6. Do not leave personal information on your computer when you send it for repair, also when you bring it and leave it at someone's place or share it.
Always use a password for it as well.
That same person I mentioned above asked me for my computer password and my phone password.
It scared the crap out of me, it was so intentional and predatory.
Those eyes, I still remember them, I have flashbacks and nightmares sometimes.
That's CPTSD for ya!
7. Remember that these incidences can scar us, it's OK to take time to heal and address any unconscious barriers to money it has caused you. Maybe you attach hostile behaviours such as these to it now, so you dare not ask for a pay raise, you might feel hesitant to start a business even though you REALLY want to or feel so anxious about money matters, you rather throw in the towel and give up the reins to someone else!
It's OK to be afraid, it IS frightening. People fight about money with those closest to them all the time, finances are indeed weaponised and misused, financial abuse is real.
8. Your personal documents like passport, immigration papers, birth certificate and identity card is yours. If someone police it and try to keep it away from you, let's say in a safe where it's inaccessible from you, this can be an early warning sign of a controlling person.
The way you can test this is ask for it and observe if that person needs you to jump through hoops to access it, rage at you, make you feel guilty by interrogating you or twist it into an unreasonable request, have a disproportionately large response, as if you asked for an arm or a leg.
Abusers often erode esteem by making you feel like a burden, they assert authority by spinning normal reasonable requests into abnormally heavy ones, where they're very uncooperative, they intentionally tire you out with chaos so you hesitate to ask again.
They can range from neurotic to psychotic, some are suspicious and some are paranoid, they image hostility that isn't there and need to guard against you even if you have never harmed them, you're much more passive than they're by personality and aren't in a position to even harm them by authority.
9. A quick way to tell if someone is protective or controlling is do they respect you making decisions for yourself or they want to be the final decision maker for your life. Notice how they want to decide for you but see the consequences of the decision they make as yours. So they take no responsibility for any decisions but want to rob your autonomy at the same time.
Yeah no.
10. Double standards around money, they can work but you no, they can spend but you no, they can borrow loans, take on debt but you no. They shoo you away when you want to have money talks with them but they feel totally OK to interrogate you as and when they want.
Remember that it is always best to not have a joint account when dating or after marriage. If you decide to so it, make sure that your pay goes to your personal account and not straight there, your portion is then transferred into the joint one.
Keep all personal account details private, including online passwords and account number. Having transparency doesn't involve knowing these things, as long as the mutually agreed upon commitments are met, the rest is OK to keep private.
You don't have to go at it alone, family and friends usually don't have resources to help either. Call a domestic violence shelter or an organisation to find out more.

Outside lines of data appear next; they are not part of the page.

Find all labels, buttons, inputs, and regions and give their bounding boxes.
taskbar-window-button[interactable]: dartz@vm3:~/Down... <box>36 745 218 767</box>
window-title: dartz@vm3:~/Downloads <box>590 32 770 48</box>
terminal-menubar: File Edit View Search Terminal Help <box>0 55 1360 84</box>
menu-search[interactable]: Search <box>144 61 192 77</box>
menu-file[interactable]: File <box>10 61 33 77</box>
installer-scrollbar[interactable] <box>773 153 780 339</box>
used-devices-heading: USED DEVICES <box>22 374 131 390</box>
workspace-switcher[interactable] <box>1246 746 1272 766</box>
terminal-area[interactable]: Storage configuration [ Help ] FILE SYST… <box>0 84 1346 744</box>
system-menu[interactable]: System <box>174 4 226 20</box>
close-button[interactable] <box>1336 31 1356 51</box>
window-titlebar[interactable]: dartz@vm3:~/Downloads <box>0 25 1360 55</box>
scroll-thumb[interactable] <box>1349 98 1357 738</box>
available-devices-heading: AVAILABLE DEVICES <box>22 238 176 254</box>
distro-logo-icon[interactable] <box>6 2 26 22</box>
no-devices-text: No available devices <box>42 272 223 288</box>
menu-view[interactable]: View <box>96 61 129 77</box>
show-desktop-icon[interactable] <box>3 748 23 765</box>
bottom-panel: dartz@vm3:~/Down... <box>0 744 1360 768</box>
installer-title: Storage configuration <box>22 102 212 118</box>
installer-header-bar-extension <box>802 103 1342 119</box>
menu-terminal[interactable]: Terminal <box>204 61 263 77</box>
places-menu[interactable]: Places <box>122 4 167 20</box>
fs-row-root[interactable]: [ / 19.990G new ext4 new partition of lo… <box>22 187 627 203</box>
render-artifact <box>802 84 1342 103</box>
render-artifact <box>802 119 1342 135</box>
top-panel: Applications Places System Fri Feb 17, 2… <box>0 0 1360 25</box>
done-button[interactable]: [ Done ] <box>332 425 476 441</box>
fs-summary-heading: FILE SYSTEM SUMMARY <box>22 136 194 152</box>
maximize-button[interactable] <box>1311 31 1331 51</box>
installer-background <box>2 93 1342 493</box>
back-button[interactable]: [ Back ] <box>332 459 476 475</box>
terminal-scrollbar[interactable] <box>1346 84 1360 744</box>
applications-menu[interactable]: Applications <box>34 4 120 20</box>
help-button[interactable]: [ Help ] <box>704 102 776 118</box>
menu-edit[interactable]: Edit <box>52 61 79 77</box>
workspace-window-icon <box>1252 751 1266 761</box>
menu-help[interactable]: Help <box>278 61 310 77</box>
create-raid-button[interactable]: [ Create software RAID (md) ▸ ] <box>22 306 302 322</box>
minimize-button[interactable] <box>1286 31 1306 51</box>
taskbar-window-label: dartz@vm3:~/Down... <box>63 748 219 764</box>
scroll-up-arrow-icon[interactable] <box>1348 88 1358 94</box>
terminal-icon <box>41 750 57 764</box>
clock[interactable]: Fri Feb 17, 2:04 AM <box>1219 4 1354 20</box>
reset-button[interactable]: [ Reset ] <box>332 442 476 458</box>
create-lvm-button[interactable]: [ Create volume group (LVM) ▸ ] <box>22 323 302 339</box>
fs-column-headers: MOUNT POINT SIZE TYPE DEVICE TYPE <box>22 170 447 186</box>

If you can afford it, use lawyers and financial planners privately to help you with the details. Navigating these details are hard enough on a good day, when you're constantly stressed out from being around someone abusive, it's even harder.
Self kindness is key to mental wellness, remember to forgive yourself. Every day is a chance to accept God's grace into your life and start a new page.
I'm writing this with the premise that you already have some suspicions and want to find out more about someone. So this list would indeed come across a bit much for people not in abusive relationships.
Either way, both party's comfort matters, if you feel restricted in any way, it helps to have an open talk. The more a couple talks about money, the more trust is built and the more money becomes a calm respectful discussion. The more public talks we have about money, the more people feel OK to discuss it respectfully in private.